Warning: Long Post Ahead. No hurt feelings if you don't read.
Have y'all seen/read Humans of New York?? If not, you really really should. It's such a wonderful pick-me-up for me. Whenever. Forever. Brandon always seems to find the most wonderful and charming and smile-enducing folks to photograph and the blurbs are the best part. I can't tell you how many times I've teared up just flipping through.
You might've also heard about Stella and the Body Love Blog.
I heard about Stella through Humans of New York and I am grateful. It's rare when a stranger can reach through and mean something so powerful to you via the internet. Stella means that to me.
Long story way too short that is much better written elsewhere (PLEASE GO READ HER STORY ON HUMANS OF NEW YORK) she was excited to see Brandon taking photos and asked to take his photo. One thing lead to another and she made her mark and ended up on the Today Show.
Below you will find the original post:
I met an NYU student named Stella. I took a photo of her. Afterwards,
she told me about a self-portrait she recently posted on Tumblr. So,
instead of the photo I took, here is her self-portrait:
WARNING: Picture might be considered obscene because subject
is not thin. And we all know that only skinny people can show their
stomachs and celebrate themselves. Well I’m not going to stand for that.

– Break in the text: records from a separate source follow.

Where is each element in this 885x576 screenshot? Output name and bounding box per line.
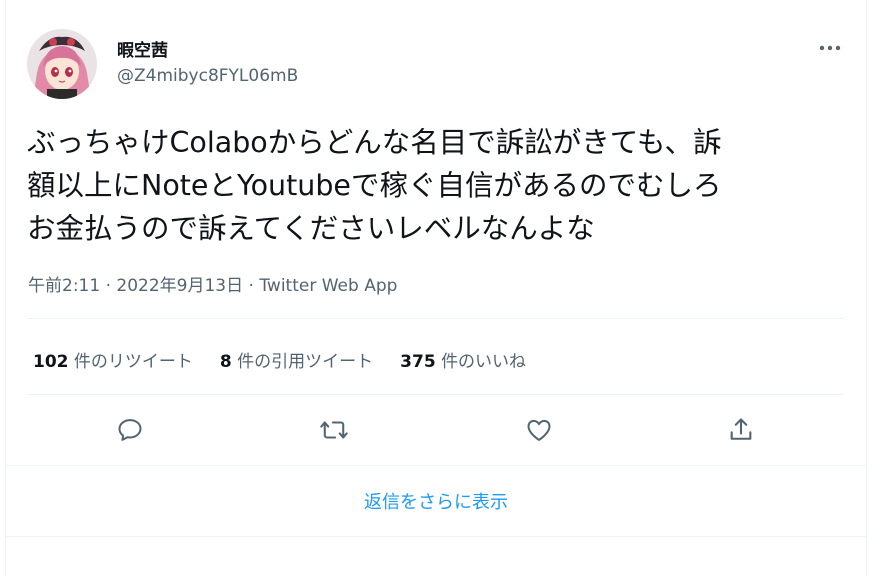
action-bar [27,408,844,452]
more-icon [819,45,841,51]
show-more-replies-link[interactable]: 返信をさらに表示 [5,466,867,536]
retweets-count: 102 [33,352,69,372]
retweets-label: 件のリツイート [73,352,193,372]
like-button[interactable] [517,408,561,452]
tweet-meta: 午前2:11 · 2022年9月13日 · Twitter Web App [28,271,397,296]
user-handle[interactable]: @Z4mibyc8FYL06mB [117,66,298,86]
tweet-stats: 102 件のリツイート 8 件の引用ツイート 375 件のいいね [33,347,553,372]
more-options-button[interactable] [812,36,848,60]
display-name[interactable]: 暇空茜 [117,36,168,61]
quotes-count: 8 [219,352,232,372]
divider [27,394,844,395]
retweet-icon [320,421,348,439]
share-icon [730,418,752,440]
avatar[interactable] [27,29,97,99]
share-button[interactable] [719,408,763,452]
likes-label: 件のいいね [441,352,527,372]
retweets-stat[interactable]: 102 件のリツイート [33,347,193,372]
tweet-date[interactable]: 2022年9月13日 [116,276,243,296]
meta-separator: · [105,276,111,296]
retweet-button[interactable] [312,408,356,452]
divider [27,318,844,319]
quotes-stat[interactable]: 8 件の引用ツイート [220,347,373,372]
quotes-label: 件の引用ツイート [237,352,374,372]
avatar-image [27,29,97,99]
like-icon [527,419,551,441]
likes-count: 375 [400,352,436,372]
reply-button[interactable] [108,408,152,452]
tweet-source[interactable]: Twitter Web App [259,276,397,296]
likes-stat[interactable]: 375 件のいいね [400,347,526,372]
tweet-text: ぶっちゃけColaboからどんな名目で訴訟がきても、訴 額以上にNoteとYou… [27,126,722,245]
meta-separator: · [248,276,254,296]
reply-icon [118,419,142,441]
divider [5,536,867,537]
tweet-time[interactable]: 午前2:11 [28,276,100,296]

This is my body. Not yours. MINE. Meaning the choices I make about it,
are none of your fucking business. Meaning my size, IS NONE OF YOUR
If my big belly and fat arms and stretch marks and thick thighs
offend you, then that’s okay. I’m not going to hide my body and my being
to benefit your delicate sensitivities.
This picture is for the strange man at my nanny’s church who told me my belly was too big when I was five.
This picture is for my horseback riding trainer telling me I was too fat when I was nine.
This picture is for the girl from summer camp who told me I’d be really pretty if I just lost a few pounds
This picture is for all the fucking stupid advertising agents
who are selling us cream to get rid of our stretch marks, a perfectly
normal thing most people have (I got mine during puberty)
This picture is for the boy at the party who told me I looked like a beached whale.
This picture is for Emily from middle school, who bullied me incessantly, made mocking videos about me, sent me nasty emails, and called me “lard”. She made me feel like I didn’t deserve to exist. Just because I happened to be bigger than her. I was 12. And she continued to bully me via social media into high school.
MOST OF ALL, this picture is for me. For the girl
who hated her body so much she took extreme measures to try to change
it. Who cried for hours over the fact she would never be thin. Who was
teased and tormented and hurt just for being who she was.
I’m so over that.
THIS IS MY BODY, DEAL WITH IT.
and FUCK YOU ALL who tried to degrade my being and sense of self with your hurtful comments and actions.
GUESS WHAT IT DIDN’T WORK HAHAHAHAH
I've struggled with my weight much of my adult life. It's not something I like to openly discuss as it hits too close home to me. It's not something I like to discuss because it's personal. It's not something I like to discuss because I know it is self-induced. Sure I could eat less. Sure I could eat better. Sure I could exercise more (at all). If it really bothers me so much I should (and can) change it with a lot of work.
You see I've gained weight, lost weight, and gained it back. I loved and
hated being skinny. I loved the clothes and I loved the way I felt; I
hated the attention I received. There is so much more attention than
when I'm fat. Even from people I know. It's almost like I mattered
more because I was more conventionally attractive. I hated it. I'm not
saying that's why I gained the weight back, but I wasn't necessarily
heartbroken to not deal with that shit anymore.
Sure it might've been because it was in contrast to my previous weight. I, too, want to congratulate people when I see they've lost weight. But it wasn't the congratulations or conversations about it, it was the conversations people didn't have with me before but had since the weight loss. As if I made it to the cool kids' table. It's such a complicated issue and I'm sure my lack of objectivity only makes it worse, but I know how I felt and I didn't like it.
I'd love to wear all the fabulous outfits I put together on this blog, but would most likely not fit into them. To be completely honest, that's partly why I've stopped posting here. It feels disingenuous to be shilling a life that is so far from my own. It used to be my life and still could be, just in a different clothes section and I haven't admitted that here. Nor have I dealt with it in my life. I vacillate between wanting to accept my body for what it is no matter its size and losing the weight I've gained in the past two years.
Part of me knows I'd be healthier and happier if I lost the weight and that's worth it all. Part of me worries that I'm not solving any problems by not loving who I am now, the way that I look now. If I can't do it looking like this I never will.
If only Stella could whisper sweet nothings in my ear.
And, honestly, that's what I'm trying here -- I'm trying to be honest and straight forward. I'm hoping to be as honest as I can about a topic that is both utterly confusing and horrifically embarrassing for me. I'm hoping by saying it out loud I'll take the wind out of the sails and be able to move forward. I don't even know if that makes sense to you. I'm not even sure if that matters.
If anything, thank you for being part of a space that lets me make sloppy pronouncements like this.